Replacing the terminal ω-isoprene unit with an aryl motif was well tolerated by the enzyme; however, the number of methylene spacers between the aryl group and the γ-isoprene unit was important. By adding a methyl-group to the homobenzyl group (6d) to mimic the isoprene unit, we generated a compound with a k_rel ≈ 2 when compared to GGPP (k_rel = 1). We speculate that the longer carbon chain allows the aryl-moiety to be positioned in a more favorable area of the exit grove allowing for higher enzyme turnover. When the number of methylene spacers was decreased by one (6b and 6c), there was diminished substrate activity, although these compounds still retained some ability to be turned over by GGTase-I. One possible reason for this observation could be that the shorter aryl-analogs bind in such a way that the pyrophosphate head group is further away from the catalytic Zn²⁺ ion in the binding pocket (i.e. bound deeper within the pocket). Therefore, coordination to the zinc ion would be attenuated and in return the catalytic ability of the enzyme to transfer the isoprenoid chain to the peptide would be diminished.

The cyclohexyl analog (6c) also displayed substrate activity, albeit, attenuated.
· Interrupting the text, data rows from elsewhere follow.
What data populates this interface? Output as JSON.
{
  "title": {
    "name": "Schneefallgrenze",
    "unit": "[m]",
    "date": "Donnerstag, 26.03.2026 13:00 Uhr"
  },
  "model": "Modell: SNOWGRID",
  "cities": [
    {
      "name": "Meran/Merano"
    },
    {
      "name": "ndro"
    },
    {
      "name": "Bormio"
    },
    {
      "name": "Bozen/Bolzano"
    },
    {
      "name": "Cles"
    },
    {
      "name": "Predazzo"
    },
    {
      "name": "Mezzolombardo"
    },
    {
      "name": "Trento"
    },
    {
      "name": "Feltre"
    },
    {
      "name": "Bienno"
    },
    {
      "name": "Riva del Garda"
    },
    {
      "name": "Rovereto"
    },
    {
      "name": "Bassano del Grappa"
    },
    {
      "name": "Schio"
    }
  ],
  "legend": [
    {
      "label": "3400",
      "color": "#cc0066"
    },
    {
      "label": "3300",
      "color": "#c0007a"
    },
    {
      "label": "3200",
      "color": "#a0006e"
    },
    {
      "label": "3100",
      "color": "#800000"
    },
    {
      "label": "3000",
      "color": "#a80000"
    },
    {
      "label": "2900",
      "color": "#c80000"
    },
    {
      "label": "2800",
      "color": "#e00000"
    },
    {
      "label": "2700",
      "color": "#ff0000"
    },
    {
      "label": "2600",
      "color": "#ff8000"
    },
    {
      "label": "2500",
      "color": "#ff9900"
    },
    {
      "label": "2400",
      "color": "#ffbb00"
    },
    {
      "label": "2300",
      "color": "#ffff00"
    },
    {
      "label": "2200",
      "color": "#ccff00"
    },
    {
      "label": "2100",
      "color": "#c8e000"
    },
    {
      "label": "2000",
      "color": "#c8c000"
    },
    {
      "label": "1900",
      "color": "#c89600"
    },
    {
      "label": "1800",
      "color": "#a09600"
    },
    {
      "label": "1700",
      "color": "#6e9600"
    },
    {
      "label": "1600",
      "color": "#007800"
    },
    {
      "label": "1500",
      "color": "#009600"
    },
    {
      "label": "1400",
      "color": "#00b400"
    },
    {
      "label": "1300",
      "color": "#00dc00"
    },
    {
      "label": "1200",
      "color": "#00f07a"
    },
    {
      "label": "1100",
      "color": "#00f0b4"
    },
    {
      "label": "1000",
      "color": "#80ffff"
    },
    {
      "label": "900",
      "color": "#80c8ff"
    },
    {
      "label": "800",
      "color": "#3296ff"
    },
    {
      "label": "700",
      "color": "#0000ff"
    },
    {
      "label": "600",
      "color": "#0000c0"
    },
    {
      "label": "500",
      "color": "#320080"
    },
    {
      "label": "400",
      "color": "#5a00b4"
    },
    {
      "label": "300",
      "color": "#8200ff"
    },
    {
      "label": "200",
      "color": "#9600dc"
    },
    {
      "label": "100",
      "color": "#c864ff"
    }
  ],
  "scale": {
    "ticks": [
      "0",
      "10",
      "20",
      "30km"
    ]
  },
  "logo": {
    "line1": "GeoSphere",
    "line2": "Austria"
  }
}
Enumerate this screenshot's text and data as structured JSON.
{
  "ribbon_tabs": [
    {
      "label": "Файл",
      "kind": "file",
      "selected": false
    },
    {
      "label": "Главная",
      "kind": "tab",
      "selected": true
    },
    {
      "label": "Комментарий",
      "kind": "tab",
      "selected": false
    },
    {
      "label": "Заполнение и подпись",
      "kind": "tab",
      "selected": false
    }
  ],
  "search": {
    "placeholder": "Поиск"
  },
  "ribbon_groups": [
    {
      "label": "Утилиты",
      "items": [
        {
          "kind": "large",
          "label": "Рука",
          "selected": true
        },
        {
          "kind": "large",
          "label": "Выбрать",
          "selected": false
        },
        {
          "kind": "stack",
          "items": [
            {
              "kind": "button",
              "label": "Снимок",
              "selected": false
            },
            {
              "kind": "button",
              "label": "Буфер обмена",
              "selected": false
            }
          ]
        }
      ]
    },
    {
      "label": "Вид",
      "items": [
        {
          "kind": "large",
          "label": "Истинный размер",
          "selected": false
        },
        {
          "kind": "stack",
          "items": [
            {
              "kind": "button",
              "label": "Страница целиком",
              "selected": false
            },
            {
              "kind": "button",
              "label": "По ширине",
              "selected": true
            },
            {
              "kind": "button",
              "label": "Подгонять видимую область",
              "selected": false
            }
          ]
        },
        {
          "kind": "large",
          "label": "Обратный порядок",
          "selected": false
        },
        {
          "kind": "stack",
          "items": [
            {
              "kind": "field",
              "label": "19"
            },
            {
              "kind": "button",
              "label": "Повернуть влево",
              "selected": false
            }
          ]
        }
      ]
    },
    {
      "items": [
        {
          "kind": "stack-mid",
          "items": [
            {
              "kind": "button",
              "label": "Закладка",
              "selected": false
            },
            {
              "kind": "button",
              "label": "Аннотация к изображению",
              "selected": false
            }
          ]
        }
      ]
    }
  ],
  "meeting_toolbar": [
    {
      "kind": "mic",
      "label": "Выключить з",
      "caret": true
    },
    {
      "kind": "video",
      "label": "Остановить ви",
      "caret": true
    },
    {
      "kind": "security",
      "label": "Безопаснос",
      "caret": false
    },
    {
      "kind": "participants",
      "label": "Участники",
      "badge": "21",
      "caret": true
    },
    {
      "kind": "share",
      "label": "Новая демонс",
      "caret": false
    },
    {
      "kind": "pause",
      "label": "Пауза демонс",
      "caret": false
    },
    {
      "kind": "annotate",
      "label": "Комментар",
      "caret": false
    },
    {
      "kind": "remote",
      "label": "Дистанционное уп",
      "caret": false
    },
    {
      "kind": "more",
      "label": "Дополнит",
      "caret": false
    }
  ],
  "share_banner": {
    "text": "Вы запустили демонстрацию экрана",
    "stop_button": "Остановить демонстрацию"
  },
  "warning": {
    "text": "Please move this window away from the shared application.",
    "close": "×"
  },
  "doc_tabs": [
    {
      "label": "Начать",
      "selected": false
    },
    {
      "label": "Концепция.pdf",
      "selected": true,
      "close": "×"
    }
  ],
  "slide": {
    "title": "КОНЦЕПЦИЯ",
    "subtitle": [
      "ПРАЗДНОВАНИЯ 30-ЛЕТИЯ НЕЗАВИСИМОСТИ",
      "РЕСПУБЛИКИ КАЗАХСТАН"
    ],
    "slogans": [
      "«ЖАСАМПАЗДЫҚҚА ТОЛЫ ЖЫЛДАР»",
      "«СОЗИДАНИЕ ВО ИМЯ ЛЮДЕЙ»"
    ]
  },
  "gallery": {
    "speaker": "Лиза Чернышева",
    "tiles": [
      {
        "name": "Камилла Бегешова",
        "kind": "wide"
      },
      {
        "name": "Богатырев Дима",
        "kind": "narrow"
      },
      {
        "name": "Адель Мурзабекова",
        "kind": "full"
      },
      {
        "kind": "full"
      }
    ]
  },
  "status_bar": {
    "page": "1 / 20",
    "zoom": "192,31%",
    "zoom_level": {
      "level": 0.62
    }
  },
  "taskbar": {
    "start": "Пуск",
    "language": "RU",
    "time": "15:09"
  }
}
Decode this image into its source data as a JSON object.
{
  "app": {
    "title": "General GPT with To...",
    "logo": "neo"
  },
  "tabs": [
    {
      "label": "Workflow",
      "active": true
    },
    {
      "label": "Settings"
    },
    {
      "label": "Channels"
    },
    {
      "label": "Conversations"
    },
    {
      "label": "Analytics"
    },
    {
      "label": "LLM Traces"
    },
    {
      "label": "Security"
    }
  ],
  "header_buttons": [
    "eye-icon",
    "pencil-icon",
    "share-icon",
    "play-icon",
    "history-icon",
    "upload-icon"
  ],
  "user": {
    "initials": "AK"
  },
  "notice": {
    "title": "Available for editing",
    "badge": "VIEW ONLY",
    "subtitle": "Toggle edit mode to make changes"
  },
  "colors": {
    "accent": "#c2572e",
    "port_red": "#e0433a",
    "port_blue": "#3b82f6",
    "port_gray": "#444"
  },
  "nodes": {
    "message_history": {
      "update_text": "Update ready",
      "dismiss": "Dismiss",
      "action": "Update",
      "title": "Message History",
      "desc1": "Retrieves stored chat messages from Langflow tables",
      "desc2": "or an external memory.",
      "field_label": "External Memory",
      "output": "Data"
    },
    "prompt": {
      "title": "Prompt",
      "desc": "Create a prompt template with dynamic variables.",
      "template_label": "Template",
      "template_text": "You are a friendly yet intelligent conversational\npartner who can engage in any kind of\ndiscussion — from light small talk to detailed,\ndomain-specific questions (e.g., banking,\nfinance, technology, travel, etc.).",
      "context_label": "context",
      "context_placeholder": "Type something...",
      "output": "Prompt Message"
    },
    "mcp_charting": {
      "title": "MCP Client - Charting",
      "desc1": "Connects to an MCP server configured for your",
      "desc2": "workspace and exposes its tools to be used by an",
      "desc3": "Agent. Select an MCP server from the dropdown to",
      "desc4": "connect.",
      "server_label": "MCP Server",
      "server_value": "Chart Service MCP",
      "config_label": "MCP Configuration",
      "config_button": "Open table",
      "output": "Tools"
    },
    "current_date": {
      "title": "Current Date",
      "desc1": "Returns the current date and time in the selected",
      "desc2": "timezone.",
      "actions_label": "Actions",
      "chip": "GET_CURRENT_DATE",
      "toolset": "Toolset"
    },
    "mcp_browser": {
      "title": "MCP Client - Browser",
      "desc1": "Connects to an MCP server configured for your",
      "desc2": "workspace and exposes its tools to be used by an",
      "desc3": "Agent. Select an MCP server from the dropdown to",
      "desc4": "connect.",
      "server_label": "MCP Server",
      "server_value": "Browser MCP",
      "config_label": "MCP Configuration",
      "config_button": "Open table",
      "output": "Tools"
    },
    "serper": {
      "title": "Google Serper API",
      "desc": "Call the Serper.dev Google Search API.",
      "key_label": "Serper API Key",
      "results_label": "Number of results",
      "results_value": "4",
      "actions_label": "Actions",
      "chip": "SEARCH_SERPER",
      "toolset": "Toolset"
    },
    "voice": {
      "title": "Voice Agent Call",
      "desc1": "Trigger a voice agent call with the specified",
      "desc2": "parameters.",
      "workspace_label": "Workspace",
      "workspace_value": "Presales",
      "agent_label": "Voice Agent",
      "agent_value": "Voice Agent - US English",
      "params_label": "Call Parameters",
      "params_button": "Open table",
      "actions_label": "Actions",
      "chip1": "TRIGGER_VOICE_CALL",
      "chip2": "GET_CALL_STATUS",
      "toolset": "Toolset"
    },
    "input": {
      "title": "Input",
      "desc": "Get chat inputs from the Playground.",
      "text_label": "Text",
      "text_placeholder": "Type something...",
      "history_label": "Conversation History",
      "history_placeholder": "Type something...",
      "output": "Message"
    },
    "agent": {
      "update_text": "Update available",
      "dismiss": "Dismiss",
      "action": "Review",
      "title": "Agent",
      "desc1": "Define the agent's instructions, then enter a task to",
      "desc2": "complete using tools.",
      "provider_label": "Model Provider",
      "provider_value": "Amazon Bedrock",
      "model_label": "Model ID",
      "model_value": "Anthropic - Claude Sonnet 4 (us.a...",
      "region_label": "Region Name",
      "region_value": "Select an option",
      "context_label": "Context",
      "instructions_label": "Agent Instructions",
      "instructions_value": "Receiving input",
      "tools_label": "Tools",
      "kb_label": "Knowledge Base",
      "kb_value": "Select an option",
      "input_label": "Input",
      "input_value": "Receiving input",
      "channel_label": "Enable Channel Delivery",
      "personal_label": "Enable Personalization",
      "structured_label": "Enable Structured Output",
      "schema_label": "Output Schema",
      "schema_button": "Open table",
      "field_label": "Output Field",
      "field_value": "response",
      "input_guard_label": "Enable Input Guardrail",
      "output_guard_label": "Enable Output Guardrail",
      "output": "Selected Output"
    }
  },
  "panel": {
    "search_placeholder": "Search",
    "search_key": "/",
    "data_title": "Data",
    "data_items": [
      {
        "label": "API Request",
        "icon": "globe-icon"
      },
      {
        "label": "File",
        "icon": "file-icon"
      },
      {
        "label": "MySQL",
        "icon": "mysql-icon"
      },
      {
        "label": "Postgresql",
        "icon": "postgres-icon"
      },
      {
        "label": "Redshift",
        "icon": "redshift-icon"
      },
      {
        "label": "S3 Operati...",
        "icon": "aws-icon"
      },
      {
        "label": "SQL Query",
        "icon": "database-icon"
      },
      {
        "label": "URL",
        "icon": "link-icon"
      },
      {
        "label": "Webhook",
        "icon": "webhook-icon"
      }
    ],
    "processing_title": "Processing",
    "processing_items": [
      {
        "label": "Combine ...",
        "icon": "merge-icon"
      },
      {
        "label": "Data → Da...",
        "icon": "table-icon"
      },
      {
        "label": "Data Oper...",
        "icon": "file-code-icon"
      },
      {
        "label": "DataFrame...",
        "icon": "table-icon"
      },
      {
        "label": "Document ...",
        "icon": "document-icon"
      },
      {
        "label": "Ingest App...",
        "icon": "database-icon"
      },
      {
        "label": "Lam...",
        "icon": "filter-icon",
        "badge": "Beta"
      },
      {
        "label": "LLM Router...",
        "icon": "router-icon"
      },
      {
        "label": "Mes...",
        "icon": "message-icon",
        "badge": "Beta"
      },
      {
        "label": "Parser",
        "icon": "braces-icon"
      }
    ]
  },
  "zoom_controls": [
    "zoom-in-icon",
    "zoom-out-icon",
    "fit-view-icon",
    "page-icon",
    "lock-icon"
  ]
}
This suggests that the added aromaticity of our compounds was beneficial for substrate activity. An alternative explanation could lie in the differences in flexibility and/or structure between the two motifs and the product release of the prenylated peptide. In order for product release from the enzyme, the isoprenoid group must rotate into an exit grove of the enzyme followed by the binding of a new molecule of the pyrophosphate analog. The cyclohexyl motif is a much more flexible and non-planar group as opposed to the phenyl group which is much more rigid and planar. Therefore, it can be speculated that the lack of planarity of the cycohexyl group hinders it binding to the enzyme and/or ability to shift into the exit grove of the enzyme.

This work served as a preliminary study of the isoprene requirements and their effect on GGTase-I activity. Previously, similar analogs were utilized to investigate protein farnesylation; however, those compounds took advantage of amine and ether linkages to install the terminal aryl-motif. Our goal was to synthesize compounds containing completely carbon backbones while simultaneously incorporating an aryl-motif. A library of aryl-modified GGPP compounds was synthesized and evaluated as co-substrates with dansyl-GCVLL in a fluorescence-based assay. Interestingly, the majority of our compounds displayed in vitro biochemical activity and provided us with interesting insights into GGTase-I isoprene binding and catalysis which potentially will aid researchers in the development of chemical probes to investigate protein prenylation.

Scheme 1.

Synthesis of Aryl-Modified GGPP analogs. (a) i. DHP, PPTS, DCM; ii. SeO₂, t-BuOOH, salicylic acid, DCM; iii. NaBH₄, EtOH (37% - 3 steps); (b) DIEA, (EtO)₂POCl, Et₂O (74%); (c) R-MgX, THF, 22 hr; (d) PPTS, EtOH, 70°C; (e) NCS, DMS, DCM, 2.5 hr.; (f) (NBu₄)₃HP₂O₇, ACN, 3 hr.

Scheme 2.

Synthesis of “TAB” pyrophosphate. (a) Me₃Al, Cp₂ZrCl₂, DCM, 0°C, 18 hr then (CH₂O)_n, 3hr (83%); (b) PPTS, DHP, DCM (79%); (c) i. TMS-propyne, n-BuLi, THF, −78°C; ii. K₂CO₃, MeOH, 12 hr (36% - 2 Steps); (d) NaN₃, CuSO₄·5H₂O, Sodium ascorbate, DMF, 55°C (20%); (e) PPTS, EtOH, 70°C (85%); (f) MsCl, DMAP, DCM, 2.5 hrs; (g) (NBu₄)₃HP₂O₇, ACN, 3 hr (89%).